In sum, Abulkhair’s appeal presents no substantial question. Accordingly, we will summarily affirm the judgment of the District Court.

[1] Abulkhair improperly identified the defendant as “Citibank and Associates.”
[2] Citibank removed Abulkhair’s complaint on the basis that the District Court possessed both federal question jurisdiction and diversity jurisdiction. Abulkhair moved to remand on the basis that diversity of citizenship was allegedly lacking. The District Court correctly denied that motion because, regardless of whether the parties are diverse, Abulkhair’s complaint raises a federal question under the ECOA and supplemental jurisdiction existed over his related breach of contract claim. Furthermore, the fact that Citibank has offices in New Jersey, a fact that Abulkhair emphasizes, is inconsequential for diversity purposes because a national banking association is considered a citizen of “the State designated in its articles of association as its main office.” Wachovia Bank v. Schmidt, 546 U.S. 303, 318, 126 S.Ct. 941, 163 L.Ed.2d 797
(2006); see also 28 U.S.C. § 1348.
[3] Abulkhair’s complaint primarily contends that Citibank discriminated against him based on his religion, but also references his ethnicity, suggesting that he claimed discrimination on that basis as well. But even if the complaint could have been read to include claims under 42 U.S.C. § 1981, and the New Jersey Law Against Discrimination, N.J. Stat. Ann. § 10:5-12(i)(1), any such claims would also have been time-barred. See Jones v. R.R. Donnelley Sons Co., 541 U.S. 369, 382-84, 124 S.Ct. 1836, 158 L.Ed.2d 645 (2004) (four-year statute of limitations governs § 1981 claims based on amended version of § 1981, otherwise most analogous state limitations period governs) Montells v. Haynes, 133 N.J. 282, 627 A.2d 654, 660
(1993) (two-year statute of limitations governs claims under New Jersey Law Against Discrimination).
[4] South Dakota law applies to Abulkhair’s breach of contract claim since the relevant credit card agreement contains a choice of law provision to that effect. See Homa v. Am. Express Co., 558 F.3d 225, 227-28 (3d Cir. 2009) (New Jersey courts uphold contractual choice of law provisions unless doing so would violate New Jersey public policy).
[5] Under South Dakota law, “[e]very contract contains an implied covenant of good faith and fair dealing which prohibits either contracting party from preventing or injuring the other party’s right to receive the agreed benefits of the contract.”Farm Credit Servs. of Am. v. Dougan, 704 N.W.2d 24, 27
(S.D. 2005) (quotations omitted and alteration in original). However, the “obligation of good faith does not vary the substantive terms of the bargain, . . . nor does it provide a remedy for an unpleasantly motivated act that is expressly permitted by contract.” Id. at 29 (quotations omitted and alterations in original). Abulkhair therefore cannot circumvent the credit card agreement’s clear language by alleging a breach of the covenant. Regardless, there is no evidence in the record that would support his assertion the covenant was violated.

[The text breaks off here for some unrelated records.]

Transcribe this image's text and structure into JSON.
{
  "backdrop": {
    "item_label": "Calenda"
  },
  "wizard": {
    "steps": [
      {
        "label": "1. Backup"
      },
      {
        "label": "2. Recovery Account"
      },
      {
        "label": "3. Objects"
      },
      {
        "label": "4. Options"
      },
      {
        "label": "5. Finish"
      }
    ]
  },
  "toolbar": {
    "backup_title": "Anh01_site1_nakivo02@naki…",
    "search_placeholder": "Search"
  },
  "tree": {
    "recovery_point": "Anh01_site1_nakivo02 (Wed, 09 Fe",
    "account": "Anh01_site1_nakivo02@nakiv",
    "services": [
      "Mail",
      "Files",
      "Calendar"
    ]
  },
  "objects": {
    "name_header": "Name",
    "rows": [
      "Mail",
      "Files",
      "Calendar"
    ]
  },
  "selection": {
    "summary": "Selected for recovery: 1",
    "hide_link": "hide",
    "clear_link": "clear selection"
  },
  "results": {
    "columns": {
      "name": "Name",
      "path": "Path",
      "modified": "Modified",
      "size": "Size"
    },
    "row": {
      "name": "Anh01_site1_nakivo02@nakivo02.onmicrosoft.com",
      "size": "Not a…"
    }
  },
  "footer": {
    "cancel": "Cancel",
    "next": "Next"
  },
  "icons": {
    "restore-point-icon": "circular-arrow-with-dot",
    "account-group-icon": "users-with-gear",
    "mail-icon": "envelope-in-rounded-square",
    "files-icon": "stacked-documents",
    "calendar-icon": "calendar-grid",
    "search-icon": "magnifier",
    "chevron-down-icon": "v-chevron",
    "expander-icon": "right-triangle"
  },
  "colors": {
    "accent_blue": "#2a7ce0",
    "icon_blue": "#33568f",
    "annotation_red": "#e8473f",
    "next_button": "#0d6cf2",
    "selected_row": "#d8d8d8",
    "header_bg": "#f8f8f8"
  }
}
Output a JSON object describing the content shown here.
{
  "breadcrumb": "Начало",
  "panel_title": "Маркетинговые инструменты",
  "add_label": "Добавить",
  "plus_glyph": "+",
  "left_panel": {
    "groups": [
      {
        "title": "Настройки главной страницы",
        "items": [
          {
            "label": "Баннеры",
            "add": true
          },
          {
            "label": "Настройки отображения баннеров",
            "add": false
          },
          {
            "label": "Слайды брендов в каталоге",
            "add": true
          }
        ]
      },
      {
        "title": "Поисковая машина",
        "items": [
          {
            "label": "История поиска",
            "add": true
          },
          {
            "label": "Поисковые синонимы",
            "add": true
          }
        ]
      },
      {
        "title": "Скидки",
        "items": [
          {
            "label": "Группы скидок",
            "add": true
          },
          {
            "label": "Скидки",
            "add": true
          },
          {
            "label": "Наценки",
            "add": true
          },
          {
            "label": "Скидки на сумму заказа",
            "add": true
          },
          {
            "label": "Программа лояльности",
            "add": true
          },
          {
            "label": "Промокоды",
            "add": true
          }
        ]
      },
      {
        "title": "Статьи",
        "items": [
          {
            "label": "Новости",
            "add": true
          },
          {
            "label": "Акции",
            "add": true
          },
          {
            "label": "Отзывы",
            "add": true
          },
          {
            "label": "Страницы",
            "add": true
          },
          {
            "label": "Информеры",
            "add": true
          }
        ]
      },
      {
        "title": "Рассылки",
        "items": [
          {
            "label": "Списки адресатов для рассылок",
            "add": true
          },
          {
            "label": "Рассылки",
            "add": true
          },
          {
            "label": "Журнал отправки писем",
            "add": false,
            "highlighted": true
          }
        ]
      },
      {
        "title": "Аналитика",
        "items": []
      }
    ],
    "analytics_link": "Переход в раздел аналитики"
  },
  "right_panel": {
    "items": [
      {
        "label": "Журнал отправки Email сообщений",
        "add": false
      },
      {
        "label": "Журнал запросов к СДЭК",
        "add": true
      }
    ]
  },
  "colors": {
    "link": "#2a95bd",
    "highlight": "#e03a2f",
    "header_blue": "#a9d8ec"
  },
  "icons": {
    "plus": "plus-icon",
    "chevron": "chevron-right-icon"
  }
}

[6] Rule 56(d) was formerly Rule 56(f).
[7] In general, a party who fails to appeal a Magistrate Judge’s pretrial ruling to the District Court in accordance with Federal Rule of Civil Procedure 72(a), waives review of that ruling by this Court absent “exceptional circumstances.”Continental Cos. Co. v. Dominick D’Andrea, Inc., 150 F.3d 245, 254 (3d Cir. 1998); see also Caidor v. Onondaga Cnty., 517 F.3d 601, 605 (2d Cir. 2008). Although Abulkhair never appealed the Magistrate’s discovery rulings to the District Court we think it is appropriate to discuss them on appeal because the District Court essentially addressed them in concluding that discovery proceeded fairly, Citibank never raised the issue of waiver, and the decisions are necessarily intertwined with the District Court’s order granting summary judgment. See Tabron, 6 F.3d at 153 n. 2. Abulkhair also failed to appeal the Magistrate Judge’s denial of counsel to District Court. However, even assuming that ruling is properly before this Court, we find no abuse of discretion in the Magistrate Judge’s conclusion that Abulkhair was not entitled to counsel. See id. at 155-56.
[8] Although the Magistrate Judge considered the amended complaint to assert a new punitive damages claim, Abulkhair had already requested punitive damages in his original complaint.